43,000 Florida third graders failed the FCAT in 2003. This year two-thirds of them scored at level 3 or above, up three percentage points from last year. Supporters of the controversial test say the results show Florida's doing a better job of educating its kids.
Rep. Bev Kilmer, (R) Marianna, says, “The teachers, the parents, the administration have all come together to make sure the children have the opportunity to advance and get educated and the children are excited.”
But there are plenty of critics who question whether the state deliberately made the test easier this year so it wouldn't have mass failings in an election year.
“They want the state to be calm, the parents, the children, the advocates, and it won't be calm if thousands of children don't receive diplomas or if thousands of third graders are retained,” says Sen. Frederica Wilson, (D) Miami, FL.

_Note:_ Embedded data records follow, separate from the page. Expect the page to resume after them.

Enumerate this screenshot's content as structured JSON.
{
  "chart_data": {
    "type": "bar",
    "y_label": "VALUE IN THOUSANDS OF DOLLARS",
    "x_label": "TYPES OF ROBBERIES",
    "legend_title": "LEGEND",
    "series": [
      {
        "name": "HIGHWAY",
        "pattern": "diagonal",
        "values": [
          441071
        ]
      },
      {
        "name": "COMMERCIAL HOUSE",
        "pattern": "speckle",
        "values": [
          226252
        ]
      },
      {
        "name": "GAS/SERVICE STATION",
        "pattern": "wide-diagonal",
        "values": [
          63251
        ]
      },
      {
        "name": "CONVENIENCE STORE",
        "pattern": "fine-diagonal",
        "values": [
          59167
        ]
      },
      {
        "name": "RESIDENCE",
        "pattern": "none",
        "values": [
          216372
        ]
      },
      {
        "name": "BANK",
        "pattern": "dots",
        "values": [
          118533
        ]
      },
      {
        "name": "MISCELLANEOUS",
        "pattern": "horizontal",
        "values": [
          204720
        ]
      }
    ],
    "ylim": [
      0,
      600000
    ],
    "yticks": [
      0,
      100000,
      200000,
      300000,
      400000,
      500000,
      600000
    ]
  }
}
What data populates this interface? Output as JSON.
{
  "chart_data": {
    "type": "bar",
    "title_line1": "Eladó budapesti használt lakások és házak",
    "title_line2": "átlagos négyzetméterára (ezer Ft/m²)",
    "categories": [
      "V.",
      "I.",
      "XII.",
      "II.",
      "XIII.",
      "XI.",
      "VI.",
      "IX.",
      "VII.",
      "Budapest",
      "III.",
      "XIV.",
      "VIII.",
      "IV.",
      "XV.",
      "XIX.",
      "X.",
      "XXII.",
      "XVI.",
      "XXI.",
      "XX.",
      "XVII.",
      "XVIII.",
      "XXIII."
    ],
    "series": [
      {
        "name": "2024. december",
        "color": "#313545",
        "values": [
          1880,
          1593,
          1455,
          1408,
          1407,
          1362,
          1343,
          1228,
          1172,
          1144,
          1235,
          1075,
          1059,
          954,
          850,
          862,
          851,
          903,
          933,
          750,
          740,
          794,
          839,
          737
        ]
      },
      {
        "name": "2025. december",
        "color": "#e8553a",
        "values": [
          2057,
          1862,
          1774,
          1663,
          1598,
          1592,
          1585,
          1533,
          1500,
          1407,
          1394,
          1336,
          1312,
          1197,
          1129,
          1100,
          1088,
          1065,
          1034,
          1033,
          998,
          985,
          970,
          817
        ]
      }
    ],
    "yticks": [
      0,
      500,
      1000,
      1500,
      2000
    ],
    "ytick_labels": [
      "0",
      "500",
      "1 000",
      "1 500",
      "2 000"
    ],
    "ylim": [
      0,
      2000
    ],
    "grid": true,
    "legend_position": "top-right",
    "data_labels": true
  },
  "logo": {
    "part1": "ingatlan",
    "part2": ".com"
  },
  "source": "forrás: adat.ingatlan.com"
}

Democratic lawmakers have asked for a side-by-side comparison to see whether the tests were "dumbed down."
Sen. Ron Klein, Florida Senate Minority Leader, says, “If the credibility of the test is being questioned and we don't have an independent verification, which is what we've been asking for as to making sure the test is the same from year to year, then I think the public loses confidence.”
Whether the FCAT was easier or not, one in ten high school seniors still may not receive their diplomas this year because they couldn't pass. Florida Teacher's Union spokesman Mark Pudlow says the numbers show hinging a child's future all on one test still isn't fair.
“I think there's still an awful lot of pressure on students and on teachers to do well on this one single snapshot,” Pudlow says.
But even the critics say they're proud of the students who are working hard to measure up.
A bill that would let parents or guardians see their child's FCAT questions and answers must still clear three more committees before getting a full Senate vote.